In this homework, you will apply regression methods to predict crime rates using US census data. The UC Irvine machine learning dataset repository has a collection of data predicting per capita crime rates at this URL.I have tried to structure the homework so that you can do it with minimal programming skills, but more programming will produce a more rewarding exercise. You may do the homework in groups of up to four, though I expect more ambitious work from larger groups. It is due 8 April 2014. Submit a PDF by email, naming all group members, explaining your results and how you got them on each step, and presenting all relevant details. Please ensure the email has CS199-BD in the subject.

Potential problems:

On the web page, you will see that some variables are marked "not predictive". Drop these explanatory variables. You will also notice that some variables have missing values for some instances. You will need a strategy to deal with missing values. In the first instance, try dropping explanatory variables that have missing values. You should evaluate your regression by (a) looking at the mean-squared error on the training data and (b) splitting off some test data and looking at the mean-squared error on that test data.
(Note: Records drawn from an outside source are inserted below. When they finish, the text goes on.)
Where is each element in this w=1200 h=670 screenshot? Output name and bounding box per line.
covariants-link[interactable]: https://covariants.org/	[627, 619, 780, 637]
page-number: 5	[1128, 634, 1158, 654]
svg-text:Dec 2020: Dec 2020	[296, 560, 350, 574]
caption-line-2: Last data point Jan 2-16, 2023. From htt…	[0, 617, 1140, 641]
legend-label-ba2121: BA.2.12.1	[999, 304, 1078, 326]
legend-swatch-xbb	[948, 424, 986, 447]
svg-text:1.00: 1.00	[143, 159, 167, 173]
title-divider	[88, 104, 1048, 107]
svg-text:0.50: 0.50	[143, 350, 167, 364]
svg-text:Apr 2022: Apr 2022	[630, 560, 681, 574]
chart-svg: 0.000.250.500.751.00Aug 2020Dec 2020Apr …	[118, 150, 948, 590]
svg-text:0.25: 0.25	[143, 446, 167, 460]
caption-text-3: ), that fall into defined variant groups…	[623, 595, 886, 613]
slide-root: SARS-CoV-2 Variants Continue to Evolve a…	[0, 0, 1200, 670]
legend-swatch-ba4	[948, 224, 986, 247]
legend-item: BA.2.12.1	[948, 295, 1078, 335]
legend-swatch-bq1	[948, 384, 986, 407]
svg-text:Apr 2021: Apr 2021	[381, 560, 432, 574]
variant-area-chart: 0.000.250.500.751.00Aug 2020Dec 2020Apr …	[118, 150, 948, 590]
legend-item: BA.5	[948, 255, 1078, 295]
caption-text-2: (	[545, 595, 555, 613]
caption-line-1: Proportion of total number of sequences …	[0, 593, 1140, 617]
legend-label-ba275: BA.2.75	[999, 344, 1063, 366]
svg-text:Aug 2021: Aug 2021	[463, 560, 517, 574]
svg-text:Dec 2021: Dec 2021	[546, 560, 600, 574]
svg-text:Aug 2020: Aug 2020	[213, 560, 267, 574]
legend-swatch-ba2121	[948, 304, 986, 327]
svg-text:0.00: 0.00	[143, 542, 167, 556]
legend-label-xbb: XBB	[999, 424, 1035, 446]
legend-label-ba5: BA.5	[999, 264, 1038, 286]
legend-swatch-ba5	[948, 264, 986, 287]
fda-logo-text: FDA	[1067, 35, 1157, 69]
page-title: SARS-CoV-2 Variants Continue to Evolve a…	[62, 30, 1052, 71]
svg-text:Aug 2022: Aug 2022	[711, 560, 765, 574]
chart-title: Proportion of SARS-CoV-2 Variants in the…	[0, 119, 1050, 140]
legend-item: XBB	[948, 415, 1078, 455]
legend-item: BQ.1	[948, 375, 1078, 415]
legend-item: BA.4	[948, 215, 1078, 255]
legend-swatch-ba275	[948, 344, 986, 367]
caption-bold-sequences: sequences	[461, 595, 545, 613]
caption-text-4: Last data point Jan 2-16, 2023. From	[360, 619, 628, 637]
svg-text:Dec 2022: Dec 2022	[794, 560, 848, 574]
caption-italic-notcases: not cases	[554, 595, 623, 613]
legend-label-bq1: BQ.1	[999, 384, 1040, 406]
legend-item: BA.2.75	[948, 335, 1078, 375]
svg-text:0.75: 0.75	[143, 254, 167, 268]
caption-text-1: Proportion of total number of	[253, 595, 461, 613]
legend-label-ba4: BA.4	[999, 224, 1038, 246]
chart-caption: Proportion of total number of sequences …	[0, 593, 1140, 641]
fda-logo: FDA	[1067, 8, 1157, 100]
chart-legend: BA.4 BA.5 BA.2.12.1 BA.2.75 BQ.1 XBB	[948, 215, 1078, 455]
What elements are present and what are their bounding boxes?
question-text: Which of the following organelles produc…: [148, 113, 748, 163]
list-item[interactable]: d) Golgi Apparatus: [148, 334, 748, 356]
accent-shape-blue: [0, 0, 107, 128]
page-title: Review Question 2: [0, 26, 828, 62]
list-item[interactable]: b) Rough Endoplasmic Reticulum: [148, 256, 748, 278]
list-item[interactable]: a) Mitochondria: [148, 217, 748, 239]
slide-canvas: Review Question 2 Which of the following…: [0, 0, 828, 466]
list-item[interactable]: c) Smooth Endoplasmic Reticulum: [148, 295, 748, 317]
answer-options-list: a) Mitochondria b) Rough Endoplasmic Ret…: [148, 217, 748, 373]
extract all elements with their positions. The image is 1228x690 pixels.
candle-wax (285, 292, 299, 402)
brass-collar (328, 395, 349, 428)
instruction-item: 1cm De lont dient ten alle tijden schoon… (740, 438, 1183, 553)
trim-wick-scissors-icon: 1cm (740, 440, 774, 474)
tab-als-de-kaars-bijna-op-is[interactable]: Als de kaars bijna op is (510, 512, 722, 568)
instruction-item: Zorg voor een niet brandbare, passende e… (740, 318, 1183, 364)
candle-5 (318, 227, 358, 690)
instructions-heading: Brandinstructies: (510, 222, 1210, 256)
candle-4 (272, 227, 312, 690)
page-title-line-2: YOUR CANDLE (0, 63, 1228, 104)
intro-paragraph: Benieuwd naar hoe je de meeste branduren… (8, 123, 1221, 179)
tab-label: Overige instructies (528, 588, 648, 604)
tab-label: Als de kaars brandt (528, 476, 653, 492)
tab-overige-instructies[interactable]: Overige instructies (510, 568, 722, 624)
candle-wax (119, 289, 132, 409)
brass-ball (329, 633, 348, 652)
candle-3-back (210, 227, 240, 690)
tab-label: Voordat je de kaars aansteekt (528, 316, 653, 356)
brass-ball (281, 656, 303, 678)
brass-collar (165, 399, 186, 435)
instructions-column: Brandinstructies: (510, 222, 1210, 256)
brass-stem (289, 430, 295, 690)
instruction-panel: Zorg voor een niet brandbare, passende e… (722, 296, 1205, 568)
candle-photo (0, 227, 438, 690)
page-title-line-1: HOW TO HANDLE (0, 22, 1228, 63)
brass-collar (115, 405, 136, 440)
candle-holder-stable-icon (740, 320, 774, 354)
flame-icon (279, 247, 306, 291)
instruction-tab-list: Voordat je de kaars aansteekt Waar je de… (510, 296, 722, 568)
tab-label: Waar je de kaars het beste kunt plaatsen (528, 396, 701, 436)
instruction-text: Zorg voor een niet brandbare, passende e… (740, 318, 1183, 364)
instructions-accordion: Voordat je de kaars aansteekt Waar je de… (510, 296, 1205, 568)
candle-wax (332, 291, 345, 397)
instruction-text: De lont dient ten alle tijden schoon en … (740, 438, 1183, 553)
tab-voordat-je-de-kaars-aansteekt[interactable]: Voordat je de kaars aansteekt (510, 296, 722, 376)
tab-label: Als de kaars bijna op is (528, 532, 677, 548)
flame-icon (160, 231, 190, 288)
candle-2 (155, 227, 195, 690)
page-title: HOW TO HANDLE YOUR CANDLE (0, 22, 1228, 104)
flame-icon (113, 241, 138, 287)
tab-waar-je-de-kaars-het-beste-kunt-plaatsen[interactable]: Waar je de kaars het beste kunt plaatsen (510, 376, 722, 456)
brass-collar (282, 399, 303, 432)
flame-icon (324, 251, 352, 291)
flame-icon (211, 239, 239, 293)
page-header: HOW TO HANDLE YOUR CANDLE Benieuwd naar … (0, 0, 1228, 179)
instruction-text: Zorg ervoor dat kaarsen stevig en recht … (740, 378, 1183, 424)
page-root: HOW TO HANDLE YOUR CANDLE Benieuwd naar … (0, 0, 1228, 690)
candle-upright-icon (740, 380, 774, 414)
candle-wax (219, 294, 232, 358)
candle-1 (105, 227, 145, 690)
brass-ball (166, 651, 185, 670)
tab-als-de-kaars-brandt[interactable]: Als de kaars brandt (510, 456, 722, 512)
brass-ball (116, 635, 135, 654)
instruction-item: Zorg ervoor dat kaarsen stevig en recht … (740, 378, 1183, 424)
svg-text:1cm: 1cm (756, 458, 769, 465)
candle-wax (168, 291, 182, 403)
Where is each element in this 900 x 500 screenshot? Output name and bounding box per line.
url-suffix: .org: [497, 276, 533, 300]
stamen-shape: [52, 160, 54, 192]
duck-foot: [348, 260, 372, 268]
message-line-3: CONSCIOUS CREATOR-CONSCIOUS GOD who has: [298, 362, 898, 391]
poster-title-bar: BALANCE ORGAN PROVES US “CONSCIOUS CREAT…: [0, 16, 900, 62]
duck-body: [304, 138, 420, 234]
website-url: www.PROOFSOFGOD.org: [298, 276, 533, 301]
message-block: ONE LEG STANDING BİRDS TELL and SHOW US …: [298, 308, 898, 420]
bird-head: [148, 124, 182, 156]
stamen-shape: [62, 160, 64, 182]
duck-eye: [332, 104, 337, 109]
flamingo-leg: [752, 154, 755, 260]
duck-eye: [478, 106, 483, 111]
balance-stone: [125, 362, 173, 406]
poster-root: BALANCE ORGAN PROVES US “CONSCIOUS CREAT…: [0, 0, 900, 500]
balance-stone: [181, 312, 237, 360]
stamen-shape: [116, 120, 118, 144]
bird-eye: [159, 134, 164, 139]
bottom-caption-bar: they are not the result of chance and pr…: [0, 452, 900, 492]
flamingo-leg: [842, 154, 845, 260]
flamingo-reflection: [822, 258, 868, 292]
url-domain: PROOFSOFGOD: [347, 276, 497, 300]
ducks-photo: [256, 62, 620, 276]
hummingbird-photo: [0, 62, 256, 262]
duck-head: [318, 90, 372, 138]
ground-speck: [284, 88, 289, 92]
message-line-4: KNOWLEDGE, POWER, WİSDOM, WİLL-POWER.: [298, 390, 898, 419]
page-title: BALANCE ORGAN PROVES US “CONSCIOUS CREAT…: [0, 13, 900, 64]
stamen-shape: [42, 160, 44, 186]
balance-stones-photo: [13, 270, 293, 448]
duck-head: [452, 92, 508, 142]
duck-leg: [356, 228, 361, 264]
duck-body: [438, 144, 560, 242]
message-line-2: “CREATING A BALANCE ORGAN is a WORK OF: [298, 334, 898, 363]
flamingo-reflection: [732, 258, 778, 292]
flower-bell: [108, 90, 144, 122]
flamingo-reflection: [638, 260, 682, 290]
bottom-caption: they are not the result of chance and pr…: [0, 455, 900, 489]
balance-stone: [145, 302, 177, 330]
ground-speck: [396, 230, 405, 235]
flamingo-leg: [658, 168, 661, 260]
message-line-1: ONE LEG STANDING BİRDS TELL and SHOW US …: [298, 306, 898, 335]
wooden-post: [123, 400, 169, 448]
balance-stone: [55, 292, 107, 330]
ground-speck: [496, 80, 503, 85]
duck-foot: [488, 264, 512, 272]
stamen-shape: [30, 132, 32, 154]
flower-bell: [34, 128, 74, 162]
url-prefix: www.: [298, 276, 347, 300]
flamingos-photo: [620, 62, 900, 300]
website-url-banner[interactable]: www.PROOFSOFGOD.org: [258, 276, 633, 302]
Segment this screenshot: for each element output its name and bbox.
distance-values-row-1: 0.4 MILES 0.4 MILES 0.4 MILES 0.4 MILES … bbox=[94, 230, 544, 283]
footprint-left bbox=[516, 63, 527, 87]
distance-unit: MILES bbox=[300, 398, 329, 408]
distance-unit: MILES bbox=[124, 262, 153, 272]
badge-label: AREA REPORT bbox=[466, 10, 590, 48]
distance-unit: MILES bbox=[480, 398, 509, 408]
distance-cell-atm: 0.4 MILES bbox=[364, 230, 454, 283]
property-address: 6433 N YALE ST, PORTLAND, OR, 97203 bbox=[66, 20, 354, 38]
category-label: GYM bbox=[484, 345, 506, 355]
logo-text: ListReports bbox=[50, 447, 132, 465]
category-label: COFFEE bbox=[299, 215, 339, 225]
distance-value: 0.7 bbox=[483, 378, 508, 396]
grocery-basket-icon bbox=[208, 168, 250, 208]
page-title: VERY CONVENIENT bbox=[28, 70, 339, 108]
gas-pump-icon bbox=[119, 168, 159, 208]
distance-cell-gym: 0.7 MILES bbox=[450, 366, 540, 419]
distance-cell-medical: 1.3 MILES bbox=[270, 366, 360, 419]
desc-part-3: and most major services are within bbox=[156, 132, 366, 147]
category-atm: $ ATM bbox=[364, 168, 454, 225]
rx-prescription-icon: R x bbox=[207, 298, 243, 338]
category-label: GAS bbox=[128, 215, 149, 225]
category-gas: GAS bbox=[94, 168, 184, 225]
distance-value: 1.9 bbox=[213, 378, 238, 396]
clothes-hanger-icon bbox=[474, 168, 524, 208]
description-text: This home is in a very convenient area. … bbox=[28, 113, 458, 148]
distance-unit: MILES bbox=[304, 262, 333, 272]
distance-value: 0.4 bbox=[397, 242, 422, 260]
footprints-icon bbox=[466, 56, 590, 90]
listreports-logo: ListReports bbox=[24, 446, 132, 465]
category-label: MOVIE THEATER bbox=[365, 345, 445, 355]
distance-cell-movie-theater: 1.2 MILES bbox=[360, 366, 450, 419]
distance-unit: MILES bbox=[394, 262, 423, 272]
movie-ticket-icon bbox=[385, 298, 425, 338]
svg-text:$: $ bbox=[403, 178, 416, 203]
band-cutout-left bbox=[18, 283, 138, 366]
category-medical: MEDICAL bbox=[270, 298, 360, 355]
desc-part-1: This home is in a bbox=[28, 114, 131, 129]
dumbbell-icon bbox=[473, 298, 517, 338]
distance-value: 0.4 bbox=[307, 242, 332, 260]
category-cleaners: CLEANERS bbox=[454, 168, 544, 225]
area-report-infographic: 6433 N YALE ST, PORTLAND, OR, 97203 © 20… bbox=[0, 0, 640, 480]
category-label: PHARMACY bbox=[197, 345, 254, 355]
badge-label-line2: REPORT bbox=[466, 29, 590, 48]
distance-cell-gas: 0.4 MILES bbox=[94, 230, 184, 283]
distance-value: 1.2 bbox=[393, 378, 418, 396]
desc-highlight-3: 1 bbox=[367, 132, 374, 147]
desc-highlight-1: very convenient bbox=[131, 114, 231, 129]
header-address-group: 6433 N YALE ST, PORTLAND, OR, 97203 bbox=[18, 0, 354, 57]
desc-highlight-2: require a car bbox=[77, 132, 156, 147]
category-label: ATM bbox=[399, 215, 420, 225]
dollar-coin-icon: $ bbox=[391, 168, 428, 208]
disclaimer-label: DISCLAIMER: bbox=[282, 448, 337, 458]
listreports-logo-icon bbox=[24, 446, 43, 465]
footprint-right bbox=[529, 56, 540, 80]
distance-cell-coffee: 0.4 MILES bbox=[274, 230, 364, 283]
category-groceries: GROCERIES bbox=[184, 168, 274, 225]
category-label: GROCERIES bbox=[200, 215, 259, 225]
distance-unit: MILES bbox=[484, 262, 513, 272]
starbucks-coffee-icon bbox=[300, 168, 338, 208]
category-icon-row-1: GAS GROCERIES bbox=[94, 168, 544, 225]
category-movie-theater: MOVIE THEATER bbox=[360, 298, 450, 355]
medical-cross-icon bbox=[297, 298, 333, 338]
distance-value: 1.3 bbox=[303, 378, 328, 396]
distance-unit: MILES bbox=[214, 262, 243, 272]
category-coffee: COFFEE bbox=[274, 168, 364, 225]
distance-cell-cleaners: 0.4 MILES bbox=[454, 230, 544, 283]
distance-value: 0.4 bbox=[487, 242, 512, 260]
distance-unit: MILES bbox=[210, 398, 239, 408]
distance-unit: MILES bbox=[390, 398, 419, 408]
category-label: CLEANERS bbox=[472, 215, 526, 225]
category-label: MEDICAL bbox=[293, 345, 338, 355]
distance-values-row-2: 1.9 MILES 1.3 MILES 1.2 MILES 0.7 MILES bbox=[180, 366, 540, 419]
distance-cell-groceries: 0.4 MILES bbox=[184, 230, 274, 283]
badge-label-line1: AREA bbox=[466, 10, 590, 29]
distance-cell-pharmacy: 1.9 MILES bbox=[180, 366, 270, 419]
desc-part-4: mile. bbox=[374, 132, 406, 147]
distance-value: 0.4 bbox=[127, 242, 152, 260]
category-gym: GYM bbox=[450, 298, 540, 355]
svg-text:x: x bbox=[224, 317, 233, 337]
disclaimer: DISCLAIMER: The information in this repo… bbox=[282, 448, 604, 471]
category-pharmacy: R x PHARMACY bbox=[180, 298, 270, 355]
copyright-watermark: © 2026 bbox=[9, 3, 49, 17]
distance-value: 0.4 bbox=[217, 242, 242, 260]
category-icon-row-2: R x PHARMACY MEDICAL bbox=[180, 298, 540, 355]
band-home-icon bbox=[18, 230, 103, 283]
Basics: trying a linear regression:

You should build a linear regression of violent crimes per population against explanatory variables that don't have missing values. Check your regression --- are there problem data points? which ones, and why? Does a Box-Cox transformation make things better?

Basics: trying nearest neighbors regression:

Does a nearest neighbors regression work better? Again, just drop data points where there are missing values. Does it help to rescale the variables?

Dealing with missing values by imputing them:

Now we look at the explanatory variables that have missing values. Impute these values using nearest neighbors (just like filling in textures). Now apply a linear regression --- did things get better? you have more data, but some of the values are imputed.

Modified nearest neighbors:

Modify the nearest neighbor method so that it takes into account only variables that have values. Does this improve the predictions?